Si vous n’êtes pas heureux au travail (ou n’importe où ailleurs) c’est parce que vous avez décidé d’y être malheureux et il existe une manière simple de changer ça.
How to Be Happy at Work
http://www.inc.com/geoffrey-james/how-to-be-happy-at-work.html par Geoffrey James
Laissez-moi commencer par une petite histoire.
Je connaissais une jeune commerciale, divorcée qui a été diagnostiquée du cancer du sein. Elle a dû travailler et élever ses deux enfants en luttant contre le cancer. Cependant, elle a réussi à être heureuse au travail, remarquablement plus heureuse que ses collègues. En fait, elle a non seulement gagné sa bataille sur le cancer, mais est par la suite devenue l’un des meilleurs commerciaux chez Bristol Myers.
Elle n’était pas en fait naturellement gaie. Plutôt le contraire. Quand elle a commencé à travailler à plein temps, elle était fréquemment déprimée. Mais elle a renversé la situation, utilisant les techniques que je vais vous fournir dans cet article.
Une fois, cette vendeuse m’a dit: « Quand vous êtes malheureux, c’est parce que vous avez décidé d’être malheureux. »

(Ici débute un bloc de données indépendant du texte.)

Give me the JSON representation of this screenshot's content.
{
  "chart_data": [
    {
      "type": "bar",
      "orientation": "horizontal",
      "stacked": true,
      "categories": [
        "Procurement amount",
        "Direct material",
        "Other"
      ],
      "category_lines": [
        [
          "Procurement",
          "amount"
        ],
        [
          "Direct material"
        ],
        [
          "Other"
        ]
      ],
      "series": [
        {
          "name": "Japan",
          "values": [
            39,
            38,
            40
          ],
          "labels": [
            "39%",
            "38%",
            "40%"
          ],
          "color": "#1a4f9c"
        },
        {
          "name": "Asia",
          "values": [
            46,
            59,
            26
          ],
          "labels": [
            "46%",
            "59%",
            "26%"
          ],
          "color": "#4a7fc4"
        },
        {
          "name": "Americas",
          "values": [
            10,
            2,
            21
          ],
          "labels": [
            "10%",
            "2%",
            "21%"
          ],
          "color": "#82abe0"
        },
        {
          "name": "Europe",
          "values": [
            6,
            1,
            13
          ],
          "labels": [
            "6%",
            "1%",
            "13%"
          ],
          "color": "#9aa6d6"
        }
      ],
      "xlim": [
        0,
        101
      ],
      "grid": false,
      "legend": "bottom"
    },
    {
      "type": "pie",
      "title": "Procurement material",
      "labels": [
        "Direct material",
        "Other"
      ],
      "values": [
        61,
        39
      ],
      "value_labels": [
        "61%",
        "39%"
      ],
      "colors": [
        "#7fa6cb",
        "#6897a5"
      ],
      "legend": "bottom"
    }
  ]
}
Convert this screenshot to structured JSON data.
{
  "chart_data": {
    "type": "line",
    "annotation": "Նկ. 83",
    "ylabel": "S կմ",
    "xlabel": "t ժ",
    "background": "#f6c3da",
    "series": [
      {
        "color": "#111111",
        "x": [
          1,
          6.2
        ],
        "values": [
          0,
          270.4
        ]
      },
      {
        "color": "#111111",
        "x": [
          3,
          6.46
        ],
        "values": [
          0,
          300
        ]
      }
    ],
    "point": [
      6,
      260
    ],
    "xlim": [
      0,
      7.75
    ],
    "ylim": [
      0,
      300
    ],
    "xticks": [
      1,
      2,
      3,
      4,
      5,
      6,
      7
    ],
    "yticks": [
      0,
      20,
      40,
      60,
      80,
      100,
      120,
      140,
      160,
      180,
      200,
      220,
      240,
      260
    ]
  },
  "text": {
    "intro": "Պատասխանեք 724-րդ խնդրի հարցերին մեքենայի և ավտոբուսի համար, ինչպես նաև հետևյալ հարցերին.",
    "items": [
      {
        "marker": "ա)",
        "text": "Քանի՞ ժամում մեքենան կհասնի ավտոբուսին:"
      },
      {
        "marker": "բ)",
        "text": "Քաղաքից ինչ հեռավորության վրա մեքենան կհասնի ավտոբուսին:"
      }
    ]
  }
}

Peut-être n’est-ce pas une décision consciente; peut-être s’est-elle approchée de vous à pas de loup pendant que vous ne regardiez pas, mais c’était néanmoins une décision. Et c’est une bonne nouvelle, parce que vous pouvez, à la place, décider d’être heureux . Vous devez seulement comprendre comment et pourquoi vous prenez les décisions.
Quelles sont vos règles ?
Le bonheur et la tristesse (dans le travail et dans la vie) résultent entièrement des règles que vous utilisez dans votre tête pour évaluer les événements. Ces règles déterminent ce qui mérite votre attention et comment vous réagissez à ce sur quoi vous vous concentrez.
De nombreuses personnes ont des règles qui rendent très difficile pour elles d’être heureuses et très facile pour elles d’être malheureuses.
J’ai travaillé avec un vendeur qui était toujours fâché avec les gens avec qui il travaillait. Dès que quoi que ce soit n’allait pas de la façon dont il pensait que cela devait aller, il criait sur quelqu’un. Il rendait chacun autour de lui malheureux, mais de même il se rendait malheureux, parce que quasiment n’importe quoi pouvait le faire démarrer.
Pour cet homme, le non-sens quotidien qui persiste dans chaque lieu de travail n’était pas juste important, cela le rendait fou.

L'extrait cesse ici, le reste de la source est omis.